Склонясь над своими вычислениями, один в своей уединенной келье среди развалин Рима, Мейнур вздрогнул, поднял глаза и почувствовал, что дух далекого друга обращается к нему:
«И с тобою также прощаюсь я на этой земле! Твой последний товарищ оставляет тебя. Твоя старость переживет всякую молодость, и Последний День найдет тебя размышляющим над нашими могилами. Я по собственной воле схожу в страну мрака. Но новые солнца и планетные системы воспламенятся и засияют, когда мы сойдем в могилу. Я иду туда, где души тех, кому я пожертвовал моей смертной оболочкой, будут моими товарищами в вечной юности. Наконец я понял, в чем истинное испытание и истинная победа. Мейнур, брось твой эликсир и сложи с себя тяжесть лет! Повсюду, где может странствовать твоя душа, Вечная душа всего сущего будет покровительствовать тебе».

XV

Была уже поздняя ночь, когда Рене-Франсуа Дюма, председатель Революционного Трибунала, вошел в свой кабинет, возвратившись из клуба якобинцев. С ним было два человека, один из которых, можно сказать, представлял мораль, а другой — физическую силу Царства Террора. Фукье-Тэнвиль, общественный обвинитель, и Франсуа Анрио, генерал парижской Национальной гвардии. Этот ужасный триумвират собрался обсудить предстоящее судебное заседание, которое должно было состояться на следующий день. Даже три шекспировские ведьмы в их ворожбе над адским котлом были бы не так воодушевлены присутствием еще более дьявольского духа, чем они, и с меньшим ликованием замышляли бы свои гнусные дела, чем эти три героя революции, обсуждавшие планы завтрашней запланированной резни.

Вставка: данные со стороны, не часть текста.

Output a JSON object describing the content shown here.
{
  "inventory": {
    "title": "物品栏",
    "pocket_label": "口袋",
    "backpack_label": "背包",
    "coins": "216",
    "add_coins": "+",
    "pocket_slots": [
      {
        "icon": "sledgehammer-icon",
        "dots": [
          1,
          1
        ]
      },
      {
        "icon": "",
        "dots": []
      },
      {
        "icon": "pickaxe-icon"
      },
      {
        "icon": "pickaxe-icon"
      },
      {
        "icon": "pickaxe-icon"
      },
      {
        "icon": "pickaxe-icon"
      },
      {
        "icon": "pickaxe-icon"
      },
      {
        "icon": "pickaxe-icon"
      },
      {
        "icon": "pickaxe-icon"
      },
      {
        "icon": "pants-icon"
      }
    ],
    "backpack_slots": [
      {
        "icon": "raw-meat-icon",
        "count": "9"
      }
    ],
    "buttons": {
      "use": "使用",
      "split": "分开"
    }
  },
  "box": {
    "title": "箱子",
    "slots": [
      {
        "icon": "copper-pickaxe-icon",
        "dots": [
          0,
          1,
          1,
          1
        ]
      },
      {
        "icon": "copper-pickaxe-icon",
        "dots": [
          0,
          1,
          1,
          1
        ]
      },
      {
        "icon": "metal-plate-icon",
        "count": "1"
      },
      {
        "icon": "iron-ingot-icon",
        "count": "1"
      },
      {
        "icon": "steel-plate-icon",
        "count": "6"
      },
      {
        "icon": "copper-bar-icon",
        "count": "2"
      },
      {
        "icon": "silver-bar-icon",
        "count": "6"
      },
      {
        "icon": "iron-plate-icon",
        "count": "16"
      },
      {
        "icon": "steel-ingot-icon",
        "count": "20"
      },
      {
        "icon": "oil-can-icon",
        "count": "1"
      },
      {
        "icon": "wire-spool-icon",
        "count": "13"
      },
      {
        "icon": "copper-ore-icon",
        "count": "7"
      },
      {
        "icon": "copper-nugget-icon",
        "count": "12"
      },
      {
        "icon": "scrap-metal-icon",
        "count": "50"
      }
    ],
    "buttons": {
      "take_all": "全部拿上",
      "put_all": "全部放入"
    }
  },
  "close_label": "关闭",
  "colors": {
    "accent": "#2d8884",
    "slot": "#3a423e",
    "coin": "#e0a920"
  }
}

Дюма мало изменился внешне с тех пор, как в предыдущих главах мы представили его читателю, разве что его манеры приобрели черты некоторой резкости и большей суровости, а взгляд стал еще более беспокойным. Но рядом со своими сообщниками он казался неким высшим существом. Рене Дюма, сын почтенных родителей, получивший хорошее образование, несмотря на всю свою свирепость, не был лишен некоей утонченности, которая, возможно, тем более привлекала педантичного и строгого пуританина Робеспьера. В противоположность ему Анрио был по натуре лакеем, а по призванию вором и полицейским шпионом. Он поистине выпил всю кровь из мадам де Ламбалль и обязан был своим теперешним положением лишь беспардонной грубости. Фукье-Тэнвиль, сын провинциального земледельца, впоследствии чиновник Полицейского Управления, немногим уступал в низости Анрио и в то же время, благодаря своему отвратительному шутовству, был еще более омерзителен своими манерами и речью. Благодаря своей бычьей голове, черным прилизанным волосам, низкому мертвенно-бледному лбу и маленьким злобным глазкам, всей своей коренастой плебейской фигуре он выглядел тем, кем и был на самом деле, наглым служителем жестокого и беззаконного судопроизводства.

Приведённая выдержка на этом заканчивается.